The general types of employment laws in Canada are:
- Employment standards legislation, which includes the Employment Standards Actand Regulation, describes the basic obligations of employers. This legislation covers minimum wages, vacations, statutory holidays, and standards at work.
- In organizations where the employees belong to a union, the employer also needs to follow the pertinent labour relations legislation or relevant provincial statutes such as BC’s Labour Relations Code. The labour legislation governs both the process by which a trade union acquires bargaining rights and the procedures by which trade unions and employers engage in collective bargaining.
- The Canada Labour Codegoverns fields under federal jurisdiction including banking, broadcasting, and inter-provincial or international transportation.
- Human rights legislation prohibits discrimination on the basis of such areas as race, ethnic origin, marital status, and gender. For further information, visit the Canadian Human Rights Commission, and scan through the BC Human Rights Code. Human rights legislation also protects individuals from sexual and other types of harassment.
- Health, safety, and workers’ compensation legislation describes the expected standards for health and safety in the workplace and the impact of an employee injury.
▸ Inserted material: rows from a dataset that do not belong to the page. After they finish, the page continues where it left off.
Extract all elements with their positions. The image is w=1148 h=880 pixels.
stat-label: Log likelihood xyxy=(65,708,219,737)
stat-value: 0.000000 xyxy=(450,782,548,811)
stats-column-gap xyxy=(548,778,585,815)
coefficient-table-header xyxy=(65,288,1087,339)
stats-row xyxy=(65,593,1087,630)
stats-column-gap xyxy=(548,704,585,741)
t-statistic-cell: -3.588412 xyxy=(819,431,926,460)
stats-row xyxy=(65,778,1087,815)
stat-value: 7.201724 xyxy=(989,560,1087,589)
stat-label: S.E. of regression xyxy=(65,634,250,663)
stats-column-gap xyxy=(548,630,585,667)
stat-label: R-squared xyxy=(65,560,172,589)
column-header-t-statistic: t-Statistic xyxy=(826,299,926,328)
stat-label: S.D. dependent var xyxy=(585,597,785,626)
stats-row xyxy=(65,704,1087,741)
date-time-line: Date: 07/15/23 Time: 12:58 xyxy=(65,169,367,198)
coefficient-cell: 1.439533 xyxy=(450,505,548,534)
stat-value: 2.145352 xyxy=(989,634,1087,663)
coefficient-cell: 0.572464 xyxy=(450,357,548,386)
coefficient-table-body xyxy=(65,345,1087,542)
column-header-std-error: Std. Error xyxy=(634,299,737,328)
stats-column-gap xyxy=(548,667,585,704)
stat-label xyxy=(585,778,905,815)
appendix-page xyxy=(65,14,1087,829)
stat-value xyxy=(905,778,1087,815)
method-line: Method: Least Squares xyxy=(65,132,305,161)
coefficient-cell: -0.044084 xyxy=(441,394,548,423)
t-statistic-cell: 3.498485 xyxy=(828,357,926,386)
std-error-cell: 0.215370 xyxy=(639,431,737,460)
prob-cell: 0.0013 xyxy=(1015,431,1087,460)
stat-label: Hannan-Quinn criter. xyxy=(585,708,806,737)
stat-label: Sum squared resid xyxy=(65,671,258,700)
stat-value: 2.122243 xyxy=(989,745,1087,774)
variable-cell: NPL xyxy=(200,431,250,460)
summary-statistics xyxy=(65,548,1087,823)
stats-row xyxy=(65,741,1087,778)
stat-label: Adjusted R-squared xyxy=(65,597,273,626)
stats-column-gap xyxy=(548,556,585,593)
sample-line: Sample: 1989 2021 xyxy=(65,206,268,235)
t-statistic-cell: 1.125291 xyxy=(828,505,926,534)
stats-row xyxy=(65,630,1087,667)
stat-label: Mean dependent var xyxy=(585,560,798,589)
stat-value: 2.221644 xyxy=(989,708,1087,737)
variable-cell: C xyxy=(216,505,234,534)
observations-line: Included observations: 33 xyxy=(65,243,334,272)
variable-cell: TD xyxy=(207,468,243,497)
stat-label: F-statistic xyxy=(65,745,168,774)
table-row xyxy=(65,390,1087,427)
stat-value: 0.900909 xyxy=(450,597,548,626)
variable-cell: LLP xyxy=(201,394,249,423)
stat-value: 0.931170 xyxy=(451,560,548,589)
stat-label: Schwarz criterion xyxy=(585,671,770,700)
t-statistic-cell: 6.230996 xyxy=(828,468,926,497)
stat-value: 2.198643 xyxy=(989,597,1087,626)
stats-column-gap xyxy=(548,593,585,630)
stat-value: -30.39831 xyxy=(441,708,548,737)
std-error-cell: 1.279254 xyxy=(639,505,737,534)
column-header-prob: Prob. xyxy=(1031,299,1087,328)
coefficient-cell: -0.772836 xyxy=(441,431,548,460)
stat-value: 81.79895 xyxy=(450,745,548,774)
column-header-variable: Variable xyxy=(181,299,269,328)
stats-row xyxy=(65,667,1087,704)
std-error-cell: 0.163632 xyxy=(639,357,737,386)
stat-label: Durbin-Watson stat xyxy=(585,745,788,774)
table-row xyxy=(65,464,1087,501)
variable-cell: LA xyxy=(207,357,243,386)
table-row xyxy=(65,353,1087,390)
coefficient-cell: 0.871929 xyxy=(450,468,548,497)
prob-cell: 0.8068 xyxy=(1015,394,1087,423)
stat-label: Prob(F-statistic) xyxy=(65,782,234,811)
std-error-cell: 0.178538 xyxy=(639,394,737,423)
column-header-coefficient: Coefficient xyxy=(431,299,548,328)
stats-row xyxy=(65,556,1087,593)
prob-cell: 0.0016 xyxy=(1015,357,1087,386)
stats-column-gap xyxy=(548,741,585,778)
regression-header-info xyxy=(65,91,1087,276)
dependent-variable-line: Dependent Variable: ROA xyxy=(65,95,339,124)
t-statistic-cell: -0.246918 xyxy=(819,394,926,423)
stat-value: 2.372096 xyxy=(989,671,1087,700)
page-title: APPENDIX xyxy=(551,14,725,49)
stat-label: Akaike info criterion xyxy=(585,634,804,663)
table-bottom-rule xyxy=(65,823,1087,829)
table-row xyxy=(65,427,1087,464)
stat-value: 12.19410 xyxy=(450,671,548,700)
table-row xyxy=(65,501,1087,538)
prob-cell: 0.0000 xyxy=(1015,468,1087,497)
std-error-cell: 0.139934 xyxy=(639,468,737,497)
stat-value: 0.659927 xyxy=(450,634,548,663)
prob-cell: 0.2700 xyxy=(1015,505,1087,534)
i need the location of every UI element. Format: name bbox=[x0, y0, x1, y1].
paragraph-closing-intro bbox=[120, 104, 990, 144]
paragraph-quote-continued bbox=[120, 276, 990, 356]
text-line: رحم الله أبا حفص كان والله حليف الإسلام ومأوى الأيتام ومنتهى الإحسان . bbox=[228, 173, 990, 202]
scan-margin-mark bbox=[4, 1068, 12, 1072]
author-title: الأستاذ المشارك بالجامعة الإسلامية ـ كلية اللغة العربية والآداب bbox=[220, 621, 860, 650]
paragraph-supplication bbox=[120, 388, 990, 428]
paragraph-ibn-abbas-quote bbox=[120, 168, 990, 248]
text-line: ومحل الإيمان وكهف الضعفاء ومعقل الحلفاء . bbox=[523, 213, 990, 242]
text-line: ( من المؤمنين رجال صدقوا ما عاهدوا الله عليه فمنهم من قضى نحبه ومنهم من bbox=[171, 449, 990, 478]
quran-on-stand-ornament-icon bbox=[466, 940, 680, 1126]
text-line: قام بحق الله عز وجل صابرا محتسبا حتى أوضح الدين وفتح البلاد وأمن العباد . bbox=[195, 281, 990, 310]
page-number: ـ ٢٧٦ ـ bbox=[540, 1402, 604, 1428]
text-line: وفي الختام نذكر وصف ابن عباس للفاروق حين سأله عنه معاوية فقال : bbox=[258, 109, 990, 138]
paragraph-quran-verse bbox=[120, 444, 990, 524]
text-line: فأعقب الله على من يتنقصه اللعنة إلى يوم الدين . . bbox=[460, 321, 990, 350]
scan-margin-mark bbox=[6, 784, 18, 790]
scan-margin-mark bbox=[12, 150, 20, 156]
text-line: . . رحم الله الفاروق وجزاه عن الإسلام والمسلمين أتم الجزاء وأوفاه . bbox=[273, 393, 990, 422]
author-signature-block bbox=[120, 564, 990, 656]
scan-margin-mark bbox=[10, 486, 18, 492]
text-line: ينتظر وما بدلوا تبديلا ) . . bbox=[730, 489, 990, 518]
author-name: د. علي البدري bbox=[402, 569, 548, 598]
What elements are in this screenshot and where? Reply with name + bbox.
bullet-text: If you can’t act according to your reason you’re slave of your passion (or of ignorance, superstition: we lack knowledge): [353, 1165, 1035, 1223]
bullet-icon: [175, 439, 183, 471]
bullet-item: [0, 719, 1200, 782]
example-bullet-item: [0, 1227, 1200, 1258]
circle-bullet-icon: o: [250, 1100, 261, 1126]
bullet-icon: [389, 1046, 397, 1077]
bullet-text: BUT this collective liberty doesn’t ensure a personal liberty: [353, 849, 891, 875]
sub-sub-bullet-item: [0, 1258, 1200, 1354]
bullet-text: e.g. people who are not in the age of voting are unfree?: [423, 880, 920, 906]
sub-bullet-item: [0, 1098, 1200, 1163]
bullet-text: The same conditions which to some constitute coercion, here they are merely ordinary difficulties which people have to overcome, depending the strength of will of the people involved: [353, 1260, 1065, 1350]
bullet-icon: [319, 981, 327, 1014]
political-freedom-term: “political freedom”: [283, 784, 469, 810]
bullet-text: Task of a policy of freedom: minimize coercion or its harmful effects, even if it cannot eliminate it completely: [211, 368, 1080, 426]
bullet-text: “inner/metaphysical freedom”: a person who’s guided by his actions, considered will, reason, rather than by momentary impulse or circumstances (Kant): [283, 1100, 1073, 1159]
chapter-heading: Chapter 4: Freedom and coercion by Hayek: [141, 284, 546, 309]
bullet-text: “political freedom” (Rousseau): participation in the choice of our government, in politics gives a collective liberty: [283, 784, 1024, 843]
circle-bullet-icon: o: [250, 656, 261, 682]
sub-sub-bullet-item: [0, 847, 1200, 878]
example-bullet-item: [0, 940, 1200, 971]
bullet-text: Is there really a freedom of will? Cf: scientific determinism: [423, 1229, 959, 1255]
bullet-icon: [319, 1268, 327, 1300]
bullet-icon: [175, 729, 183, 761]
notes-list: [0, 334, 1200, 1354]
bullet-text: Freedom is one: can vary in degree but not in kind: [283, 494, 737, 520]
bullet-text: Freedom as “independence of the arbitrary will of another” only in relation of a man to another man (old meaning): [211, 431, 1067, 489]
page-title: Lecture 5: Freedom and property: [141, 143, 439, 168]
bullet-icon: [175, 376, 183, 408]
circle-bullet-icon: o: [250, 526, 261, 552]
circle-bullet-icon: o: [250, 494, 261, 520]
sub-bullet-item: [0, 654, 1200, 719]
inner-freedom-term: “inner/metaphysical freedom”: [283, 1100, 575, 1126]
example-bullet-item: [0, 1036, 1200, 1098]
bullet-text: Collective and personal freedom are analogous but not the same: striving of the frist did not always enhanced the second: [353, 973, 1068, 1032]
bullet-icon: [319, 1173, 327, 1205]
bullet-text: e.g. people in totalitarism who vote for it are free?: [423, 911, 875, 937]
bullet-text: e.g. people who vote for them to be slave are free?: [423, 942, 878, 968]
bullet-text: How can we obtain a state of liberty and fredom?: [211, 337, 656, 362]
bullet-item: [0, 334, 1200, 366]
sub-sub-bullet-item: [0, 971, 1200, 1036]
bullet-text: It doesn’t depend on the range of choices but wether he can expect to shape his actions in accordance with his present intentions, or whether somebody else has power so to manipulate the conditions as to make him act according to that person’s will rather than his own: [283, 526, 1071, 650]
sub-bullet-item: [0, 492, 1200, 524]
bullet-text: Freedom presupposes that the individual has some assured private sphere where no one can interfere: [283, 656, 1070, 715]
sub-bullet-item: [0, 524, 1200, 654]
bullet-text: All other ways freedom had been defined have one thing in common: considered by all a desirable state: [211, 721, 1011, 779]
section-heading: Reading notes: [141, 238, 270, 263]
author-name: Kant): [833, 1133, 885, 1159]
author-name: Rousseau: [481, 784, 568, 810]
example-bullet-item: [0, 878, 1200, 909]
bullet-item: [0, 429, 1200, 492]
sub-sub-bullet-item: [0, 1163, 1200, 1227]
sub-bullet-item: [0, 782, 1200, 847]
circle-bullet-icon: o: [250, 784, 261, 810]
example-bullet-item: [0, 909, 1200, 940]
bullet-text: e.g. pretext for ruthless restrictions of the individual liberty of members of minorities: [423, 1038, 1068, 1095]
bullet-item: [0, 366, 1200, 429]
Find out more at WorkSafe BC (the Workers’ Compensation Board of BC).
Equal opportunity and equity legislation has an impact on virtually every manager and HR function. Human rights legislation applies to all aspects and terms and conditions of employment. Pay equity affects job evaluation and compensation administration, and employment equity systems reviews involve an examination of all policies, procedures, and practices in the workplace.
Diversity management involves a set of activities designed to integrate all members of a firm’s multicultural workforce and to use their diversity to enhance organizational effectiveness.
All decisions made by HR professionals require not only creativity, but also an acknowledgement of the legal ramifications of the decision. A sound knowledge of the legal concepts in HRM will help the HR professional to add the most value to an organization. In short, no decisions affecting employees can be made without a consideration of the legal ramifications.
Various aspects of the legal environment and their impact on HRM activities will be covered in later modules.